Ben Dillon and Peter Santangeli went on to found the Breeze team at Macromedia, building an enterprise-class Web conferencing, E-Learning and collaboration system on top of the Flash Media Server. Gay served as the engineering lead and product visionary for the "Breeze Live" web conferencing elements of the product. Despite the possibly revolutionary nature of the communication capabilities of the Flash Media Server, it did not meet initially with great business success. Macromedia saw Breeze as a means of getting Flash Media Server "over the hump." By building a solution on top of Breeze, the Breeze team had many goals: it sought to demonstrate what kind of applications could be built on the Flash Media Server platform, explore a new business model for a company traditionally focused on shrink-wrap tools software, and understand the attendant difficulties in building applications on the Flash Media Server platform.

Incorporating technology acquired from Presedia, Breeze translated Microsoft PowerPoint presentations into Flash SWF files which could be viewed on the Web, with an accompanying audio track recorded by the presenter. Breeze could be used for a variety of uses, including corporate presentations, quarterly earnings calls, and distance learning. Breeze also featured "Breeze Live," a conferencing system built as a Flash application which utilized the Flash Media Server to enable two-way video/audio chat, shared whiteboarding, screen sharing and shared presentation viewing. Following the Adobe Systems acquisition of Macromedia, Breeze became Adobe Connect.

===Success of Flash===

By 2001, there were 50 people working on Flash, 500,000 developers were using it and over 325 million people had the Flash Player that worked with their web browsers.

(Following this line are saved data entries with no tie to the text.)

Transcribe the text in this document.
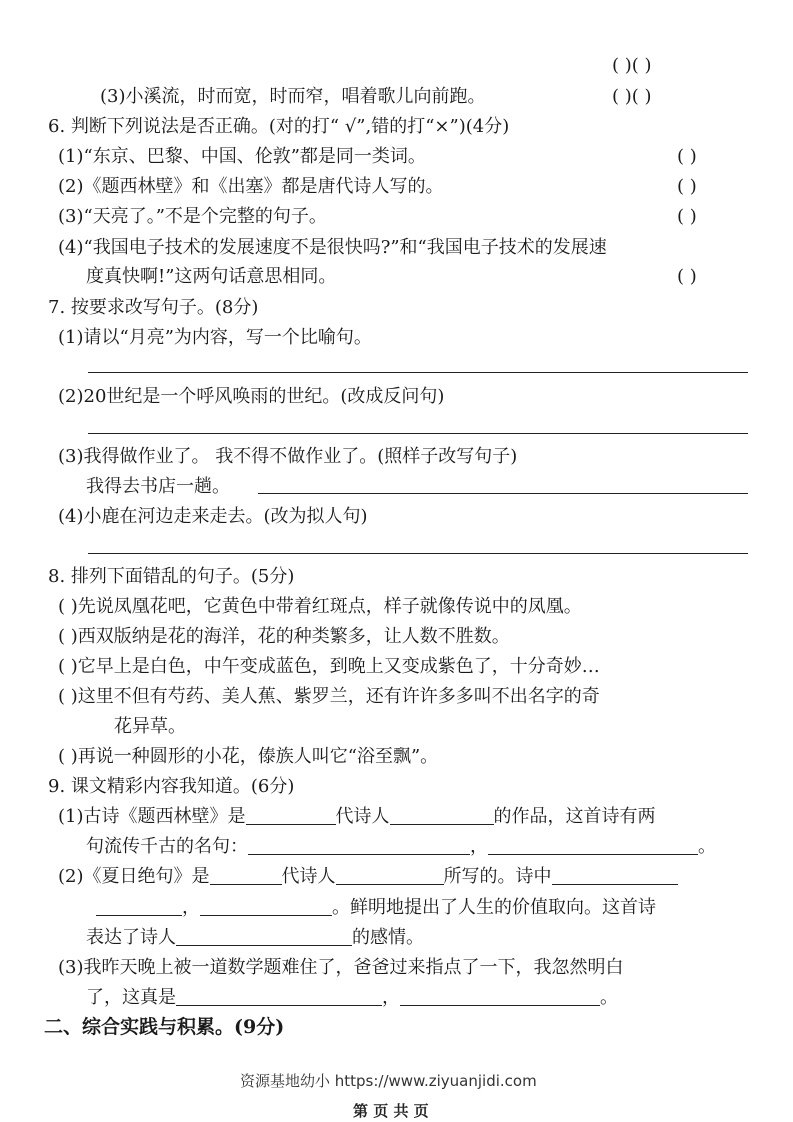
( )( )
(3)小溪流，时而宽，时而窄，唱着歌儿向前跑。	( )( )
6. 判断下列说法是否正确。(对的打“ √”,错的打“×”)(4分)
(1)“东京、巴黎、中国、伦敦”都是同一类词。	( )
(2)《题西林壁》和《出塞》都是唐代诗人写的。	( )
(3)“天亮了。”不是个完整的句子。	( )
(4)“我国电子技术的发展速度不是很快吗?”和“我国电子技术的发展速
度真快啊!”这两句话意思相同。	( )
7. 按要求改写句子。(8分)
(1)请以“月亮”为内容，写一个比喻句。
(2)20世纪是一个呼风唤雨的世纪。(改成反问句)
(3)我得做作业了。 我不得不做作业了。(照样子改写句子)
我得去书店一趟。
(4)小鹿在河边走来走去。(改为拟人句)
8. 排列下面错乱的句子。(5分)
( )先说凤凰花吧，它黄色中带着红斑点，样子就像传说中的凤凰。
( )西双版纳是花的海洋，花的种类繁多，让人数不胜数。
( )它早上是白色，中午变成蓝色，到晚上又变成紫色了，十分奇妙…
( )这里不但有芍药、美人蕉、紫罗兰，还有许许多多叫不出名字的奇
花异草。
( )再说一种圆形的小花，傣族人叫它“浴至飘”。
9. 课文精彩内容我知道。(6分)
(1)古诗《题西林壁》是	代诗人	的作品，这首诗有两
句流传千古的名句：	，	。
(2)《夏日绝句》是	代诗人	所写的。诗中
，	。鲜明地提出了人生的价值取向。这首诗
表达了诗人	的感情。
(3)我昨天晚上被一道数学题难住了，爸爸过来指点了一下，我忽然明白
了，这真是	，	。
二、综合实践与积累。(9分)
资源基地幼小 https://www.ziyuanjidi.com
第 页 共 页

In 2007, a survey found that the Flash Player was installed on 96% of Internet-enabled desktops worldwide and was used by over 2 million professionals.

==Work after Macromedia==

On April 18, 2005, Adobe Systems, Inc. announced the acquisition of Macromedia. Gay ultimately decided to pursue other opportunities in lieu of joining the combined company. When Gay left Macromedia in December 2005, he held the title of Chief Technology Officer.

===Software as Art===

In August 2006, Gay founded a new software venture, Software as Art, in partnership with three other former veterans of the Flash and Breeze teams, Tatsumi, Grossman, and Santangeli. The company developed energy management solutions for the home.

===Silver Spring Networks===

In October 2009, Software as Art (by then renamed Greenbox) was acquired by Silver Spring Networks.

===Leaving IT===

In May 2010, he was running a small business selling grass-fed beef direct to consumers.

===Explory===
In May 2013, he tried to return into software business, launching successful Kickstarter campaign for Explory, mobile video app.